On sait que Nicolas Sarkozy a choisi de faire campagne en lançant une nouvelle idée chaque jour. La tactique qui lui avait réussi en 2007 consiste à balader son adversaire d’un sujet à l’autre, de l’obliger à réagir, de le faire dans l’improvisation et donc de passer pour ne pas avoir de projet alors que lui-même en a, ou en aurait une besace pleine. La reprise de cette technique se heurte toutefois à deux inconvénients :

- la plupart de ces idées ne sont que cela : des idées qu’il ne pourra pas mettre en œuvre, soit parce qu’elles sont irréalisables, comme ces référendums sur l’immigration et le chômage qui ont occupé la première page des journaux pendant quelques jours avant de disparaître, soit parce qu’elles se heurtent à tant d’opposition qu’il y a peu de chance qu’elles voient le jour.

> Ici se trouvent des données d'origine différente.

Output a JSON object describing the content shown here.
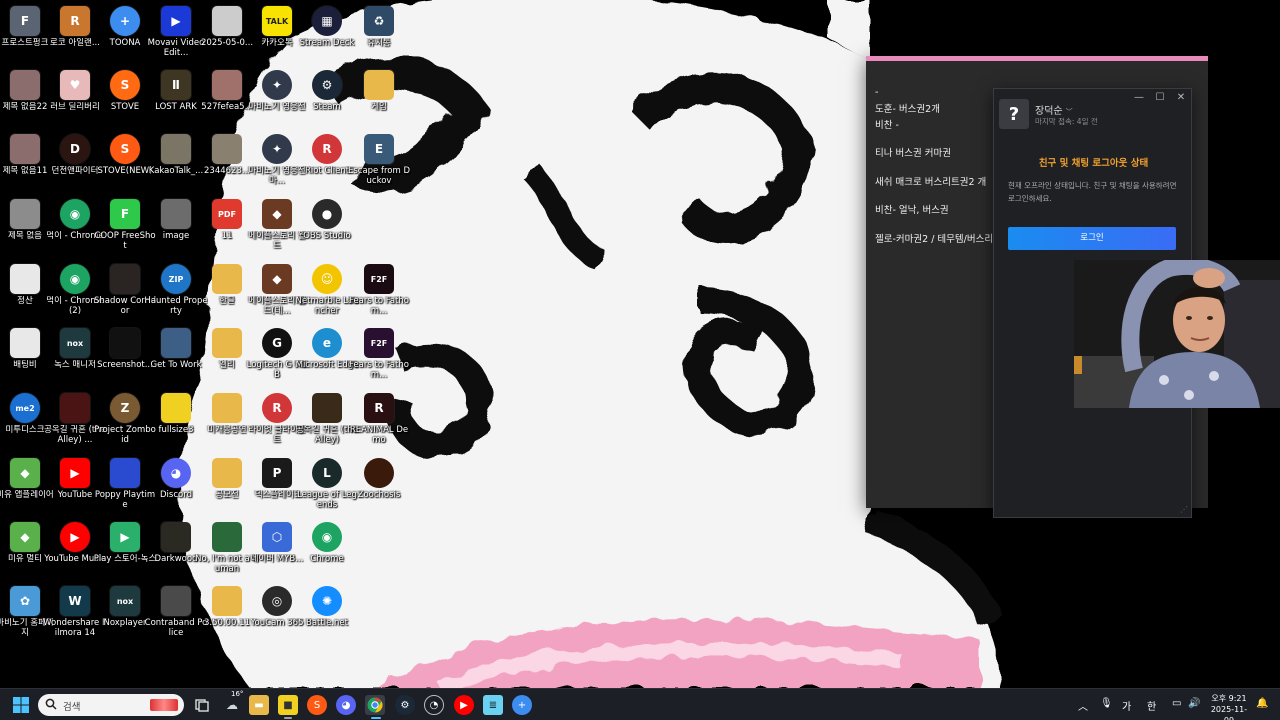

 - le second inconvénient est qu’il faut des idées, il en faut beaucoup et Nicolas Sarkozy paraît cette fois-ci en manquer un peu. La preuve : il pioche dans celles qu’il avait avancées en 2007.

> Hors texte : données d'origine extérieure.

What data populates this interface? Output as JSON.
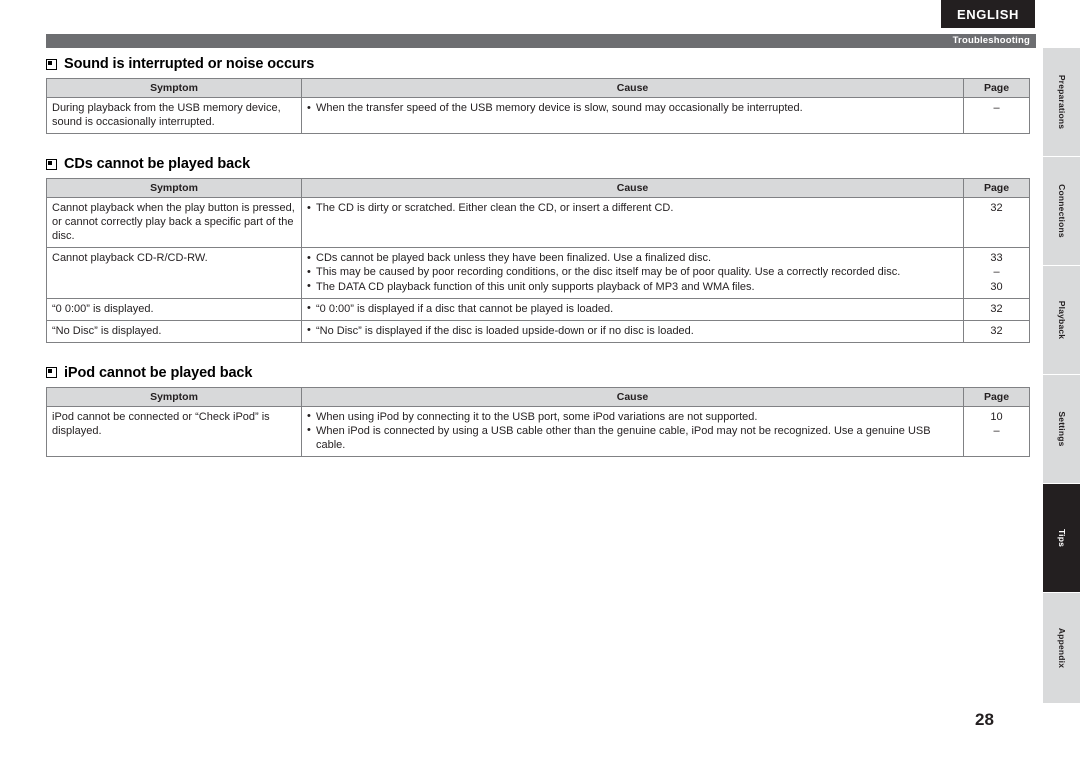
{
  "header": {
    "language_tab": "ENGLISH",
    "bar_label": "Troubleshooting"
  },
  "side_tabs": [
    {
      "label": "Preparations",
      "active": false
    },
    {
      "label": "Connections",
      "active": false
    },
    {
      "label": "Playback",
      "active": false
    },
    {
      "label": "Settings",
      "active": false
    },
    {
      "label": "Tips",
      "active": true
    },
    {
      "label": "Appendix",
      "active": false
    }
  ],
  "columns": {
    "symptom": "Symptom",
    "cause": "Cause",
    "page": "Page"
  },
  "sections": [
    {
      "title": "Sound is interrupted or noise occurs",
      "rows": [
        {
          "symptom": "During playback from the USB memory device, sound is occasionally interrupted.",
          "causes": [
            "When the transfer speed of the USB memory device is slow, sound may occasionally be interrupted."
          ],
          "pages": [
            "–"
          ]
        }
      ]
    },
    {
      "title": "CDs cannot be played back",
      "rows": [
        {
          "symptom": "Cannot playback when the play button is pressed, or cannot correctly play back a specific part of the disc.",
          "causes": [
            "The CD is dirty or scratched. Either clean the CD, or insert a different CD."
          ],
          "pages": [
            "32"
          ]
        },
        {
          "symptom": "Cannot playback CD-R/CD-RW.",
          "causes": [
            "CDs cannot be played back unless they have been finalized. Use a finalized disc.",
            "This may be caused by poor recording conditions, or the disc itself may be of poor quality. Use a correctly recorded disc.",
            "The DATA CD playback function of this unit only supports playback of MP3 and WMA files."
          ],
          "pages": [
            "33",
            "–",
            "30"
          ]
        },
        {
          "symptom": "“0 0:00” is displayed.",
          "causes": [
            "“0 0:00” is displayed if a disc that cannot be played is loaded."
          ],
          "pages": [
            "32"
          ]
        },
        {
          "symptom": "“No Disc” is displayed.",
          "causes": [
            "“No Disc” is displayed if the disc is loaded upside-down or if no disc is loaded."
          ],
          "pages": [
            "32"
          ]
        }
      ]
    },
    {
      "title": "iPod cannot be played back",
      "rows": [
        {
          "symptom": "iPod cannot be connected or “Check iPod” is displayed.",
          "causes": [
            "When using iPod by connecting it to the USB port, some iPod variations are not supported.",
            "When iPod is connected by using a USB cable other than the genuine cable, iPod may not be recognized. Use a genuine USB cable."
          ],
          "pages": [
            "10",
            "–"
          ]
        }
      ]
    }
  ],
  "footer": {
    "page_number": "28"
  }
}
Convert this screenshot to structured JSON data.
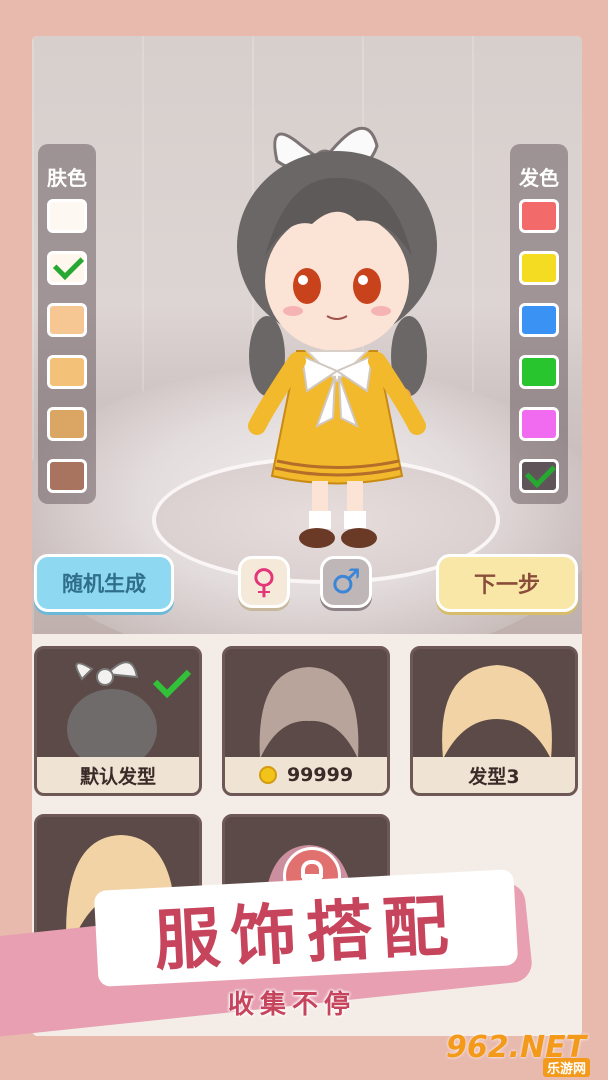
{
  "skin_panel": {
    "title": "肤色",
    "swatches": [
      "#fdf8f2",
      "#fff6ee",
      "#f6c792",
      "#f3c278",
      "#dba563",
      "#a8735f"
    ],
    "selected_index": 1
  },
  "hair_panel": {
    "title": "发色",
    "swatches": [
      "#f26a6a",
      "#f4dc22",
      "#3a93f4",
      "#28c52e",
      "#f06bf0",
      "#5f5558"
    ],
    "selected_index": 5
  },
  "buttons": {
    "random": "随机生成",
    "female_icon": "♀",
    "male_icon": "♂",
    "next": "下一步"
  },
  "hair_cards": [
    {
      "label": "默认发型",
      "selected": true
    },
    {
      "label": "99999",
      "priced": true
    },
    {
      "label": "发型3"
    }
  ],
  "banner": {
    "title": "服饰搭配",
    "subtitle": "收集不停"
  },
  "watermark": {
    "main": "962.NET",
    "sub": "乐游网"
  }
}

Sur le premier de ces deux inconvénients, il m’est bien difficile de faire quoi que ce soit, mais je peux l’aider sur le second. Je peux le faire en lui proposant de regarder ce qui se fait à Peterborough, une petite ville britannique qui teste depuis deux ans un nouveau produit financier : les social impact bonds, ce que l’on pourrait traduire par obligations à impact social.

C’est une innovation financière qui devrait plaire à ses amis du Fouquet’s, aux assureurs, banquiers et autres financiers qu’il a aidés tout au long de son premier mandat, qui pourrait séduire les journalistes économiques du Figaro ou des Echos, susciter l’enthousiasme de ses militants et réconcilier les divers droites humanistes, sociales, populaires qui le soutiennent. Mais peut-être aussi, on le verra, donner quelques idées à d’autres candidats à la recherche de solutions pour financer des biens publics, des services publics, des services sociaux en période de grande pénurie. Mais de quoi s’agit-il ?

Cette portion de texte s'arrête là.